Hari-hari selanjutnya intensitas pelayanan saya ternyata tidak sebanyak hari hari awal. Pelayanan sakramen baik itu pernikahan, pembaptisan tidak pernah terjadi lagi sejak hari itu. Sementara intensitas pelayanan penguburan terus meningkat. Pandemi virus corona ini tentunya membingungkan dan juga menakutkan bukan hanya orang-orang di perkotaan sana melainkan juga bagi orang-orang di kampung, termasuk di Habibola apalagi stereotip kematian yang selalu dihubungkan dengan virus corona. Kadang ada rasa curiga dan takut dalam membangun relasi ketika ada permintaan pelayanan tersebut. Misalnya ketika ada permintaan penguburan, saya selalu bertanya apa penyebabnya meninggal? apakah karena sakit atau ada penyebab lain? dan berbagai pertanyaan lainnya selalu terlintas sambil tetap mempertahankan rasa tenang dan harapan dalam batin. Sedangkan pelayanan setiap hari Minggu selalu berjalan sebagaimana biasanya walaupun disana-sini banyak umat yang tidak terlibat aktif dalam perayaan-perayaan tersebut tetapi saya tidak putus asa. Khotbah selalu saya siapkan dengan baik, secara tertulis dan diketik rapi, latihan-latihan selalu saya dahului sebelum memulai pelayanan. Pelayanan lainnya yang saya lakukan selama menjalankan praktek pastoral di tempat ini adalah pelayanan penerimaan sakramen mahakudus untuk orang sakit dan lansia, serta kunjungan kunjungan umat walaupun tidak semua stasi dapat saya kunjungi. Semua pelayanan itu saya lakukan di tengah situasi covid dengan mengikuti protokol kesehatan yang berlaku. Ketika memasuki bulan terakhir pelayanan saya, yakni bulan Oktober ternyata situasi covid-19 di Kab. Sikka ini mulai memasuki zona merah kembali.

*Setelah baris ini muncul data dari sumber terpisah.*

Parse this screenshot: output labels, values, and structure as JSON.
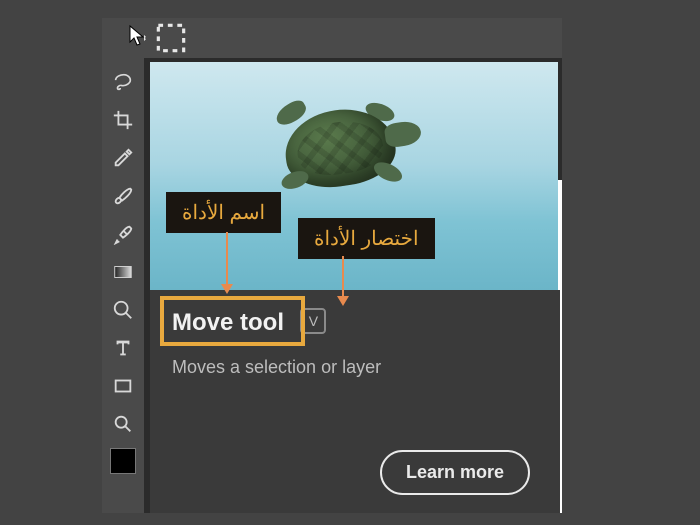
{
  "toolbar": {
    "tools": [
      {
        "name": "move",
        "icon": "move-icon"
      },
      {
        "name": "marquee",
        "icon": "marquee-icon"
      },
      {
        "name": "lasso",
        "icon": "lasso-icon"
      },
      {
        "name": "crop",
        "icon": "crop-icon"
      },
      {
        "name": "eyedropper",
        "icon": "eyedropper-icon"
      },
      {
        "name": "brush",
        "icon": "brush-icon"
      },
      {
        "name": "healing",
        "icon": "healing-icon"
      },
      {
        "name": "gradient",
        "icon": "gradient-icon"
      },
      {
        "name": "zoom",
        "icon": "zoom-icon"
      },
      {
        "name": "type",
        "icon": "type-icon"
      },
      {
        "name": "rectangle",
        "icon": "rectangle-icon"
      },
      {
        "name": "search",
        "icon": "search-icon"
      }
    ]
  },
  "tooltip": {
    "tool_name": "Move tool",
    "shortcut": "V",
    "description": "Moves a selection or layer",
    "learn_more": "Learn more"
  },
  "annotations": {
    "tool_name_label": "اسم الأداة",
    "tool_shortcut_label": "اختصار الأداة"
  },
  "colors": {
    "annotation_bg": "#1a1510",
    "annotation_text": "#e8a93e",
    "highlight_border": "#e8a93e",
    "arrow": "#e88a4e"
  }
}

Namun saya menyaksikan bahwa di tengah pandemi tersebut, kerinduan umat tetap terpelihara untuk bertemu Tuhan walaupun disana sini ada juga umat yang masa bodoh dan tinggal di dalam ketakutannya. Sebagai para pelayan pastoral pun kami di Paroki Habibola tidak pernah mengabaikan setiap pelayanan yang bisa kami berikan kepada umat untuk menguatkan mereka. Pemberitaan media di sana sini yang menghebohkan dunia termasuk Indonesia tentang penambahan jumlah kasus positif corona setiap harinya namun masih ada kelompok-kelompok kecil yang bertahan dan teguh dalam imannya termasuk yang saya alami di Paroki Habibola ini karena umat sekalian dan juga saya sendiri percaya bahwa semuanya akan baik-baik saja. Kiranya masa-masa ini menjadi momen pengingat bagi kita bahwa dalam masa terkelam sekalipun, harapan tetap ada. Tuhan kita adalah setia, Dia tidak pernah meninggalkan perbuatan tangan Nya.